My plans were not set in stone but I was wanting to take some 180 and 360 panoramic shots as well as some HDR/regular landscape and detail shots; which is pretty much what I did. The climb up to the cave was interesting as the ground was still a little wet and the rocks were slick in spots, plus I was carrying my backpack of camera gear and a large tripod strapped to the side. Once I reached the summit of the climb and neared the cave entrance I was greeted with nice panoramic views of the surrounding area. And one of the biggest things I had noted was how clear the air was here; moss and lichen were everywhere. Trees and rocks were covered, creating fascinating textures and patterns.
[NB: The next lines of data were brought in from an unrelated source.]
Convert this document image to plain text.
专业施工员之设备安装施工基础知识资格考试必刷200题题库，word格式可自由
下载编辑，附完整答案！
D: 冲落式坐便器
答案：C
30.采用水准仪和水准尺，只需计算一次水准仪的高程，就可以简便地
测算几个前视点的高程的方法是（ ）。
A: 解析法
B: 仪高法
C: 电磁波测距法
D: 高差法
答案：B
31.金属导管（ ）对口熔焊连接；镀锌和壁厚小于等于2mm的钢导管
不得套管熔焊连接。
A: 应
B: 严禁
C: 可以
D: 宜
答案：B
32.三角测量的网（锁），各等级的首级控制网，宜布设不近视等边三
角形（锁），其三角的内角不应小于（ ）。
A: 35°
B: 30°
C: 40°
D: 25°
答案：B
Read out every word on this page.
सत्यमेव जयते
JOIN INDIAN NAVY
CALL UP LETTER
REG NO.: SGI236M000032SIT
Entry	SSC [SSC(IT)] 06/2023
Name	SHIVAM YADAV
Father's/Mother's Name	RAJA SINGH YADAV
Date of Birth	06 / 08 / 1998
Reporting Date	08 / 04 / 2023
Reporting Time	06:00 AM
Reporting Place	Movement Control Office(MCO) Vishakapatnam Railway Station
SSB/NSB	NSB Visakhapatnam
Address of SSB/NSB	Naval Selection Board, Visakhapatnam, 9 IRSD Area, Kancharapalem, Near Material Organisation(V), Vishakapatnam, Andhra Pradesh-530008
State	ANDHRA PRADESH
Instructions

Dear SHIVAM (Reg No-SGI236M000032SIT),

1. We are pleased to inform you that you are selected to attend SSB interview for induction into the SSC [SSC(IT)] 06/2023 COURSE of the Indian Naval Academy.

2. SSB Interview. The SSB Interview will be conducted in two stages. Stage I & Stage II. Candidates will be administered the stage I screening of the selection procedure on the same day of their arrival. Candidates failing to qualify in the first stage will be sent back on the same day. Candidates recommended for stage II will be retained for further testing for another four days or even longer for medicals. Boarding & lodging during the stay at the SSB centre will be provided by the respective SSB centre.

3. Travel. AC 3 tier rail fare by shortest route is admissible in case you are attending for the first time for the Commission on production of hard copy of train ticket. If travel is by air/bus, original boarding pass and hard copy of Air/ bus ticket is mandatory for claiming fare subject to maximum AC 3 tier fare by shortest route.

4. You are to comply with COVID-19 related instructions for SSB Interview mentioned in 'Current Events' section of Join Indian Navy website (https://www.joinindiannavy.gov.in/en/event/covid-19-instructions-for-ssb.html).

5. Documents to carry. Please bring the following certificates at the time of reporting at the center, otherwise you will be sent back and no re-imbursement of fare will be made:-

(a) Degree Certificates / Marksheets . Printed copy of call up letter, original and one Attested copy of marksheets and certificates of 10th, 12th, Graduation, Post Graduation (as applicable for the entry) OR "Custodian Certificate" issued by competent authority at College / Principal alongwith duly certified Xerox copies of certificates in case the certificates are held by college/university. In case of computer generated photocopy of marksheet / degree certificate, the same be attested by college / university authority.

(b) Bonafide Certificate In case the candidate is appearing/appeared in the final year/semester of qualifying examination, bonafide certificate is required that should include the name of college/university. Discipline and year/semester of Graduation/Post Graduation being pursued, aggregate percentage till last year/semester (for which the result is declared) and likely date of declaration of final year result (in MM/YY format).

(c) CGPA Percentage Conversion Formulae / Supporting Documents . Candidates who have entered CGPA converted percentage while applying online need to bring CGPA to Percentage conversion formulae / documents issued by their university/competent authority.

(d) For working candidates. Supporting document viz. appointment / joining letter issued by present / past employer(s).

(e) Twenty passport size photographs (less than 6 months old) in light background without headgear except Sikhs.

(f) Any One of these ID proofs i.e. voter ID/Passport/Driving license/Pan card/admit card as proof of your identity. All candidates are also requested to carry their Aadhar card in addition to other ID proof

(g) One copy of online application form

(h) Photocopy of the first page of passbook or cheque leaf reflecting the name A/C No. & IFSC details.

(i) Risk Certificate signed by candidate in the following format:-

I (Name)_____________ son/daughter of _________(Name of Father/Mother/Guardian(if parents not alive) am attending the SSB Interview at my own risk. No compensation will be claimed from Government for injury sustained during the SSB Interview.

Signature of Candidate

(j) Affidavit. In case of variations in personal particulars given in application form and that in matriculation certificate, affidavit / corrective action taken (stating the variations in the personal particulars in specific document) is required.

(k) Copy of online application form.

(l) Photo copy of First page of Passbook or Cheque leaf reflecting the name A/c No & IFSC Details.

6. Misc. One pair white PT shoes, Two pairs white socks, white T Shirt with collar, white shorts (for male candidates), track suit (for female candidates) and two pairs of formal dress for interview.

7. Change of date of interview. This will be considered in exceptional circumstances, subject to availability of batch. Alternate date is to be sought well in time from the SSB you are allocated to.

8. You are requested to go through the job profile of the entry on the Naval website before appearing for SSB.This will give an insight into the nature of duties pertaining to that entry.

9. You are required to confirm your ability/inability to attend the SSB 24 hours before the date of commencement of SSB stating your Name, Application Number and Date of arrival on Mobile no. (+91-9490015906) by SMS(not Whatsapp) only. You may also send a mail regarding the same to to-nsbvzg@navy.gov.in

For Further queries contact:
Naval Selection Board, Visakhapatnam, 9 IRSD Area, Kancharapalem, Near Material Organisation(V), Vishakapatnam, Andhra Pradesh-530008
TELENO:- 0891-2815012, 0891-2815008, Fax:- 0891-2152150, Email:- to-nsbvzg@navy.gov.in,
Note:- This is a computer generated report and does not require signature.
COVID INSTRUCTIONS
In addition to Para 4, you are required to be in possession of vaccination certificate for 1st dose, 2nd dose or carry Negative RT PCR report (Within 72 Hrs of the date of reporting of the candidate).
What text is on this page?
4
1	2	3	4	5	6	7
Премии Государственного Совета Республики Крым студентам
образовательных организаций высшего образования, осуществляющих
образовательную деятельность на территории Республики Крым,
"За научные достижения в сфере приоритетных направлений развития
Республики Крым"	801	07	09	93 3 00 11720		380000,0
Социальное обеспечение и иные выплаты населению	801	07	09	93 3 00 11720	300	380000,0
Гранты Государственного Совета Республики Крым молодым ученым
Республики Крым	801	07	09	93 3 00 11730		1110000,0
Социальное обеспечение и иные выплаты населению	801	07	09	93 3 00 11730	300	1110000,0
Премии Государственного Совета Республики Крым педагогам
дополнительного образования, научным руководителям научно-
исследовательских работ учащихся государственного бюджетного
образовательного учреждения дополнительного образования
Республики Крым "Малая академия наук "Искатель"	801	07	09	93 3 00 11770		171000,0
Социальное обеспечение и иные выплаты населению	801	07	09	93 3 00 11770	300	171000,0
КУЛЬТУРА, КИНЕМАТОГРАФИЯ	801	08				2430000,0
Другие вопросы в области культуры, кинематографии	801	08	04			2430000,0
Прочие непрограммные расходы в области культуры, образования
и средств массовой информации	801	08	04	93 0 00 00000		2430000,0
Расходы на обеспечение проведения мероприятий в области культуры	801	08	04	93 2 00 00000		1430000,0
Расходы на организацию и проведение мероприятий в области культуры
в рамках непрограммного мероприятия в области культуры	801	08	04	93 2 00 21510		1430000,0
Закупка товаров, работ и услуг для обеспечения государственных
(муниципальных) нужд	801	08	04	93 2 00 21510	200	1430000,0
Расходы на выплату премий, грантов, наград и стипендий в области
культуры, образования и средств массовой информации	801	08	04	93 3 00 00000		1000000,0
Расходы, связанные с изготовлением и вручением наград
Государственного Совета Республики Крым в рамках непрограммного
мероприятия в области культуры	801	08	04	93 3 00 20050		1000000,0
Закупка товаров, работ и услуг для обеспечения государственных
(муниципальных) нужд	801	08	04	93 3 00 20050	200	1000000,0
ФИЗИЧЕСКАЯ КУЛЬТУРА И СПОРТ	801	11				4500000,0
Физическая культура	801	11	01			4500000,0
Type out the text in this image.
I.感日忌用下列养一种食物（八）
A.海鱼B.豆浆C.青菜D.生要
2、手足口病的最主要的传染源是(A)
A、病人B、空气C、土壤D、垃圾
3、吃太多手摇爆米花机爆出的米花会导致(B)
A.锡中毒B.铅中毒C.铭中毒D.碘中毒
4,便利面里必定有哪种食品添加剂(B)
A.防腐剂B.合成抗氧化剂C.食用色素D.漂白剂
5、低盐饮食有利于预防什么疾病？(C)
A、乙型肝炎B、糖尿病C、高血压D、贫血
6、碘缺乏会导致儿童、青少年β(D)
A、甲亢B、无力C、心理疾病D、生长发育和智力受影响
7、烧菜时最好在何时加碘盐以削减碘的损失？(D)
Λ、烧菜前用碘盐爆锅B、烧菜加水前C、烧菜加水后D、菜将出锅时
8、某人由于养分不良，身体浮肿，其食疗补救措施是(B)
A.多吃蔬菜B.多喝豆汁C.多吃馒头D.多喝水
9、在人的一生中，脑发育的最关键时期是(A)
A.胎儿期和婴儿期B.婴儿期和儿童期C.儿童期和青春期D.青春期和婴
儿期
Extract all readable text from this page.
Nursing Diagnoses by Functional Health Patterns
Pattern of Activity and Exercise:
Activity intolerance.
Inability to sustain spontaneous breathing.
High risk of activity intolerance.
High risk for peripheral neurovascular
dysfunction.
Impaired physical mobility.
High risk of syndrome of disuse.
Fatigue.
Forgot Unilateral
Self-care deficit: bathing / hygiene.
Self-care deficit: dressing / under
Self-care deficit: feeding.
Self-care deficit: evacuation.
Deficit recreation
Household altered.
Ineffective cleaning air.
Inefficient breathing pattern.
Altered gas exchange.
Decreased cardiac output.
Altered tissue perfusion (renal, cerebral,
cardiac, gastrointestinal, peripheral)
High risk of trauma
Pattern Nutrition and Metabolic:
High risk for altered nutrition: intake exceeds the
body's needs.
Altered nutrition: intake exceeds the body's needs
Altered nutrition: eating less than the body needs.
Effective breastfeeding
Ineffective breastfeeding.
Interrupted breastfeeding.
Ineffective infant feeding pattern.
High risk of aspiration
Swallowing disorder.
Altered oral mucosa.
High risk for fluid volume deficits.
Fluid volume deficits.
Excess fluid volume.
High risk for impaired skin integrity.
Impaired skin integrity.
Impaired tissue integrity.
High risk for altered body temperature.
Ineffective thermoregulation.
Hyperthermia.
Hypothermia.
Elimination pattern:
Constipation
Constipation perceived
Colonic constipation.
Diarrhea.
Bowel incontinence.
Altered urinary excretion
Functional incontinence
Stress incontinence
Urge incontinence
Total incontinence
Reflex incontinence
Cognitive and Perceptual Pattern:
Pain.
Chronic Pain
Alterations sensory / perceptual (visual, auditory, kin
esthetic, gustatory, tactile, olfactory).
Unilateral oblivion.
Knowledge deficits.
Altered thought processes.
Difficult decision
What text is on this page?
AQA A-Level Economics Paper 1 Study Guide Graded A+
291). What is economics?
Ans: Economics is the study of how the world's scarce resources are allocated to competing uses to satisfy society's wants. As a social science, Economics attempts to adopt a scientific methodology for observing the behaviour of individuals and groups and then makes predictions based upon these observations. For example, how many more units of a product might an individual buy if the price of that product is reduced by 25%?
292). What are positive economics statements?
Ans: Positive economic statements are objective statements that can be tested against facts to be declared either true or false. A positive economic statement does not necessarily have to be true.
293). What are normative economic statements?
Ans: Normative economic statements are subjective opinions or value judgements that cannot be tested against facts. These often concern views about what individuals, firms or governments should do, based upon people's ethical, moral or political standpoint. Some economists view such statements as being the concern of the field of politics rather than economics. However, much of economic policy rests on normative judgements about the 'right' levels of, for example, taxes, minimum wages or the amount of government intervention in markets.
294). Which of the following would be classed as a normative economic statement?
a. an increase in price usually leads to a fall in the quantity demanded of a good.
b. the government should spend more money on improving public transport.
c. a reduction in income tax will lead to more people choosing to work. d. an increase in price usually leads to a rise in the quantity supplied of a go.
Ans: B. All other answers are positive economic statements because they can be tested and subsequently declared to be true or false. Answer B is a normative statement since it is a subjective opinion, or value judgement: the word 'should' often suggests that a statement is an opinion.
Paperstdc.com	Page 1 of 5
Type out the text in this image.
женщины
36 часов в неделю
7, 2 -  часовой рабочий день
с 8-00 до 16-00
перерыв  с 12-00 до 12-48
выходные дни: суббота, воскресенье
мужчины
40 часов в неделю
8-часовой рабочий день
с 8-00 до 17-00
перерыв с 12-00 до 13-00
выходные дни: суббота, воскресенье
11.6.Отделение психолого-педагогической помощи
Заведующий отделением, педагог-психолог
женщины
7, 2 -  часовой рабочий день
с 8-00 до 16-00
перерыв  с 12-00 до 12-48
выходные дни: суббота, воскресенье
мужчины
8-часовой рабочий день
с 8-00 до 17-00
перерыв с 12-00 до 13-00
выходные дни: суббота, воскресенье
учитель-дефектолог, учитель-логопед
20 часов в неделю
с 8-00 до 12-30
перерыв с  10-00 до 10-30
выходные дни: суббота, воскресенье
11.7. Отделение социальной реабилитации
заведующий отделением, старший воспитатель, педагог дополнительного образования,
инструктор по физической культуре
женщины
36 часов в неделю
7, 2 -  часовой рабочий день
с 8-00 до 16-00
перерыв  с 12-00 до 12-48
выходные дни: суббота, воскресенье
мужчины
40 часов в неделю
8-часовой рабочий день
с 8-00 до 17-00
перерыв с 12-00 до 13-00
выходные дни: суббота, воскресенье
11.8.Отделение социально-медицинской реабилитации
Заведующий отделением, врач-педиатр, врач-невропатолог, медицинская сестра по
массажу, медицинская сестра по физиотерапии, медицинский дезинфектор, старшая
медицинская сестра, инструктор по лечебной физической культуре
Now on to the photographs.
Picture 1 is a 180 panorama of the actual cave. I took this so that I could capture the entirety of the cave entrance without having to use an ultra-wide lens, and subsequent image distortion.
Picture 2 is a simple landscape shot using an 8mm full-frame fish eye lens and is looking out from near the cave, out over the valley.
Pictures 3, 4 and 5 are closer detail shots of the patterns and textures the mosses and lichens were making.
Picture 6 is from a HDR bracket set of the Devil’s Slide feature below the cave.
I also took a HDR bracket set 360 panorama, which due to viewing issues will be posted to my 360cities account. It is not a full 360/180 circular panorama as I didn’t include a zenith and nadir shot but it is still a great view of the cave and surrounding area.